On the government level, sustainable innovation is an important goal that cannot be overlooked. The need for embracing innovation trends is on the rise, as evidenced by research showing 10 percent of the global population living below the poverty level in 2018.
Governments face numerous innovation challenges caused by the use of products and services that damage the earth. One answer to this is to create and implement policies that support sustainable innovation that benefits the environment well into the future.
The need for these policies can be seen on every level, and such policies would change the ways governments address important issues. These innovative policies would also help organizational leaders to better serve citizens through more time-efficient projects that use available resources wisely.
Put a Price on Natural Capital
There are currently inadequate prices on some key life-supporting natural systems. This major market failure requires action.
Putting a price on natural capital would hold decision-makers accountable when taking part in economic activities that are damaging to the earth. Raising the price on the production of harmful goods could provide companies the financial incentive needed to gravitate away from dirty technologies. This, in turn, would form a market where clean technologies are used for creating products and conducting research, thus encouraging sustainable innovation.
One way to achieve the pricing of natural capital is through direct pricing, which occurs through taxation. The trading of emission permits or emission caps will also achieve this goal.
Support Environmentally Friendly Research and Development
Research and development (R&D) is necessary for innovation and production. Companies pay a great deal of money to ensure new technologies are developed to meet company and public needs. Indirect fiscal incentives such as tax credits help predict financial planning without favoring one technology over another. This tool is widely used and is considered efficient because it produces greater innovation results.

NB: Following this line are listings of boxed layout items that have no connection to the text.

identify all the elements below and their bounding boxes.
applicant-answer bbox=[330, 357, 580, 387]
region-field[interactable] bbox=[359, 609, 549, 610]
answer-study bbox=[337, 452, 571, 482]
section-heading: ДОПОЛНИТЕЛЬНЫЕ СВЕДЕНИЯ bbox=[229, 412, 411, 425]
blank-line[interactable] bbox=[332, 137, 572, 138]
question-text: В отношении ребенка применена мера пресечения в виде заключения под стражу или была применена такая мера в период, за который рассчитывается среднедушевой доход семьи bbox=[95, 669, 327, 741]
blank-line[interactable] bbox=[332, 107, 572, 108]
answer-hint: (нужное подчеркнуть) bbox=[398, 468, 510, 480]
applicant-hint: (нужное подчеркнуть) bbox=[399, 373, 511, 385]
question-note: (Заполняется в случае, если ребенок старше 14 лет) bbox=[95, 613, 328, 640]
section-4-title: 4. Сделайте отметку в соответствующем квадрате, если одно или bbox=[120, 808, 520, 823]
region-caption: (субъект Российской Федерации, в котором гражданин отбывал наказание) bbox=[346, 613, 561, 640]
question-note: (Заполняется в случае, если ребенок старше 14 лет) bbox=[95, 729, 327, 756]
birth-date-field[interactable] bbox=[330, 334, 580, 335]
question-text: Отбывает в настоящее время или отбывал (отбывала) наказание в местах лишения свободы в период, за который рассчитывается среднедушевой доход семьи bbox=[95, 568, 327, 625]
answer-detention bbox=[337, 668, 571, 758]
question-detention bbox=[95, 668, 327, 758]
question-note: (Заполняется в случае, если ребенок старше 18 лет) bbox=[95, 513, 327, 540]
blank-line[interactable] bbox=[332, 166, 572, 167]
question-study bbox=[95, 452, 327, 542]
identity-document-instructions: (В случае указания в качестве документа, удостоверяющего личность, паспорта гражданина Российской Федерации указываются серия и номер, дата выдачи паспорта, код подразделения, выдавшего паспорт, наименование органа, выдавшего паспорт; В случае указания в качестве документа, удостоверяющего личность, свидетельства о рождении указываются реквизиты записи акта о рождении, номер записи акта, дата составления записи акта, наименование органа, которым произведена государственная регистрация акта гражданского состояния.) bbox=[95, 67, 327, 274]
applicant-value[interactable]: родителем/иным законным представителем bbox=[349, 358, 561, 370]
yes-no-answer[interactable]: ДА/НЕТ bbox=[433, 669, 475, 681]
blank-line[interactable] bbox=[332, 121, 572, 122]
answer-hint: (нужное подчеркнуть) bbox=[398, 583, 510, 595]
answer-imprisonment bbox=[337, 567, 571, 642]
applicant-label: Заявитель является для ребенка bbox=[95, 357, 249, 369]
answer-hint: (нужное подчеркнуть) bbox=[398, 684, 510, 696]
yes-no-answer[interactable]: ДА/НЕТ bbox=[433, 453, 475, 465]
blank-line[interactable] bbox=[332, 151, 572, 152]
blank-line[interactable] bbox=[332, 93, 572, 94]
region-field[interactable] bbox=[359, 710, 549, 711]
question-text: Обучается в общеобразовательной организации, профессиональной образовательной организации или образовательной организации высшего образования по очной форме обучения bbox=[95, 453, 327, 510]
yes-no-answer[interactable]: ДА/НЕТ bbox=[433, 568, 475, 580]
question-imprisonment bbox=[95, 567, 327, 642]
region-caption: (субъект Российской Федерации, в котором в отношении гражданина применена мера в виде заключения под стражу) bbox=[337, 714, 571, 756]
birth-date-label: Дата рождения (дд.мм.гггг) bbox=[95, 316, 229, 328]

Direct loans and grants are also used to subsidize forms. One distinct advantage is that resources can be targeted to areas that need government intervention. For example, the U.S. Department of Energy made money through a loan guarantee program despite some failed projects simply because the success of other projects outweighed those losses.
R&D is especially relevant in governmental laboratories because clean energy patents from these institutions may be cited more frequently than those found in the private sector. Government research also helps new energy technologies overcome obstacles toward commercialization.
Support Early-Stage Development
First-time innovations face specific challenges because they need to be built from the ground up. This includes training personnel, making legal arrangements and conducting research.
Deploying specific technologies in the early stages is crucial and must be supported at the government level. This is true even if the policies for deploying specific technologies are less cost-effective than neutral policies.
Renewable mandates are a great example of the need for these technologies. These laws require electricity supply companies to produce a certain percentage of electricity using renewable sources.
As governments continue to grapple with the issue of sustainable innovation, they continue to look at viable solutions that will positively impact the public sector as well. Research shows that one out of three innovations leads to more citizen involvement, a trend that may increase as governments work to create a more sustainable future.